Cynicism, Negativity, and Self-Destructing Your Own Youth

Remember when there was a whole social media trend about seeing whether you could be positive on a consistent basis?!
Remember when there was a whole social media trend about seeing whether you could be positive on a consistent basis?!

Something I’ve learned as I’ve gotten older is that I have less and less patience for cynicism.  5-10 years ago, when things weren’t going as well as I’d like them to, when I was out of shape, more insecure, and frustrated with my own life, it was easy to fall into the trap of negativity and cattiness.  We’re all guilty now and again of tearing someone else down – whether it be just in our own head or otherwise – to build ourselves up. It can be easier to look down our nose at things or criticize someone else to deflect attention away from our own fears or shortcomings.

However, the older I get, the more violently turned off by cattiness and cynicism I become.  I’m tired of hearing friends, acquaintances, internet trolls, and my own brain sometimes, being, for lack of a better term, just a big jerk.   Every single one of us has been the victim at least once in our life of hateful words. Someone has made us feel bad about ourselves or invalidated our thoughts or feelings.  It’s an empty, crushing feeling and it’s one that can be very hard to bounce back from.  Why, when we know how awful that feels, do we unleash that feeling on someone else? The boost you get from it is just as hollow – sugar for the soul that leaves you lazy and out of shape morally.


Everyone is entitled to their opinion. If you think someone’s wedding invitation is stupid, a stranger on the internet is crazy for flaunting her heavier frame, or people using cutesy terms like babymoon or calling their significant other some pet name is maddening there’s no one who is going to stop you.  None of that is illegal or really even wrong so to speak.  But why? Why do we find ourselves wasting so much energy on these little things that have nothing to do with me or you.  Someone is living their life and enjoying themselves, they’re not attacking anyone, and yet we often feel the need to lash out passive aggressively or behind their back.  We are a society of eye rollers.

Life is good when you're just worrying about yourself.
Life can be really good when you concentrate on the sunshine.

I feel so much better when I’m around people who don’t engage in negativity – people whose currency is encouragement and positivity.  I am far from perfect.  I am just as guilty as the next person of engaging in gossip, general cattiness, and just big, fat, jerk-itude.  But I want it excised from my life completely, like a dark mass feeding on me, like a leech, I want it gone.   I really, truly feel in my gut that outward negativity is a reflection of personal insecurity or unhappiness.  I know it has been for me and so I’ll speak for myself only on that front.  And so, instead of turning my energy out when I have a negative, catty, or cynical thought, I’ve been trying lately to turn that energy back in.  Why did I just think that nasty thing about that person?  Why did I roll my eyes at that post? Why is this little insignificant thing bothering me SO MUCH.

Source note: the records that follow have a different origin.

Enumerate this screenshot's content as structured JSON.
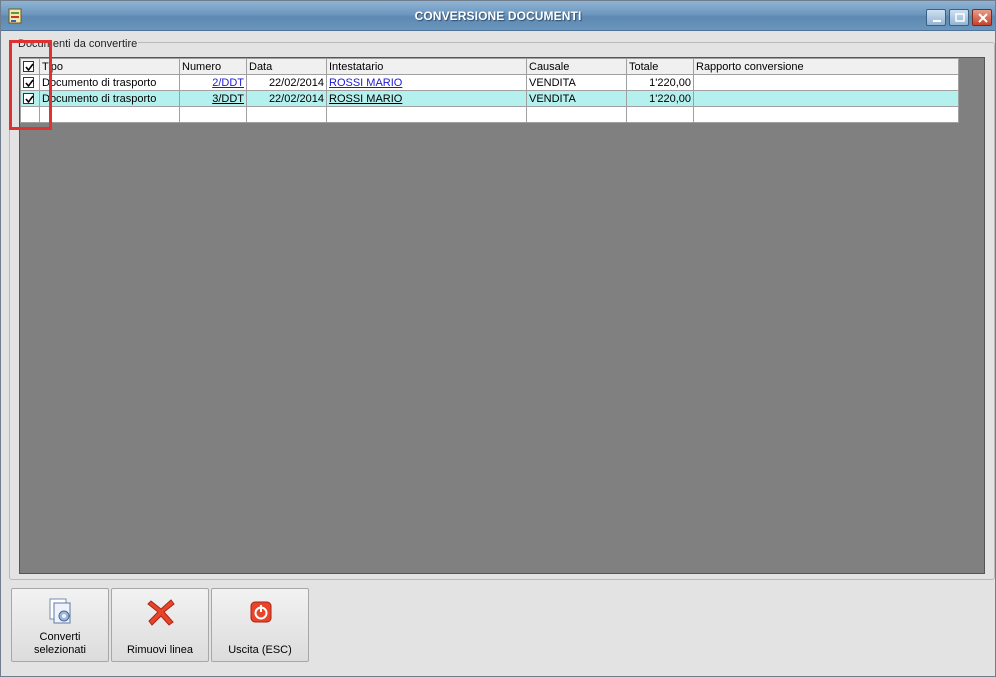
{
  "window": {
    "title": "CONVERSIONE DOCUMENTI"
  },
  "group": {
    "label": "Documenti da convertire"
  },
  "grid": {
    "columns": [
      "Tipo",
      "Numero",
      "Data",
      "Intestatario",
      "Causale",
      "Totale",
      "Rapporto conversione"
    ],
    "rows": [
      {
        "checked": true,
        "tipo": "Documento di trasporto",
        "numero": "2/DDT",
        "data": "22/02/2014",
        "intestatario": "ROSSI MARIO",
        "causale": "VENDITA",
        "totale": "1'220,00",
        "rapporto": ""
      },
      {
        "checked": true,
        "tipo": "Documento di trasporto",
        "numero": "3/DDT",
        "data": "22/02/2014",
        "intestatario": "ROSSI MARIO",
        "causale": "VENDITA",
        "totale": "1'220,00",
        "rapporto": ""
      }
    ]
  },
  "buttons": {
    "convert_line1": "Converti",
    "convert_line2": "selezionati",
    "remove": "Rimuovi linea",
    "exit": "Uscita (ESC)"
  },
  "icons": {
    "app": "app-icon",
    "convert": "documents-gear-icon",
    "remove": "red-x-icon",
    "exit": "power-icon"
  },
  "colors": {
    "titlebar": "#6e98bf",
    "selected_row": "#b4f0ee",
    "link": "#1a1ad6",
    "highlight": "#e03030"
  }
}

I’ve noticed lately, maybe over the last year especially, that my best friend Meg and I often ask each other why someone would be so critical of someone else – we text the phrase “live and let live” way more often than you’d think.  And again, this is not holding myself or anyone else up as some bastion of moral strength.  It’s just something we both wonder about. Something we both notice a lot these days and something we’re both trying to be better at and avoid. For me, personally, cutting Facebook out of my day would go a long way to helping me live a more positive, productive life.  Social media and the internet in general, while immensely positive in many ways, also seem like a breeding ground for general nastiness – a place where you can forget that other people are human beings and revel in negativity.

This image I came across has stuck with me for a long time.
This image I came across has stuck with me for a long time.

I definitely don’t have all the answers but it’s something that I’m going to keep thinking on and I imagine I’ll only develop an even lower tolerance for it as time goes on. It’s not so much that turning 30 has made me a grumpy naysayer who doesn’t understand what’s wrong with kids these days, it’s just that as I figure out my own life more and more, I wonder why I was ever so critical of anyone else for trying to figure themselves out. As we share more of ourselves than ever via social media I wonder why it seems to have led to such an increase in criticism instead of high fives.  I wonder why, when we all struggle to “have it all” can’t we just be nicer to ourselves and our fellow wanderers?

One Reply to “Cynicism, Negativity, and Self-Destructing Your Own Youth”

  1. Unfortunatly social media has extended high school into our twenties and now thirties. It’s a bumber because it keeps me away from the more interesting conversations being had about things that I care about, but it’s not worth digging through the negativity. One day we will look back and laugh at these times, just like we do with MySpace and Livejournal now, but until then it’s best to just steer clear and talk to real people and not their internet personas.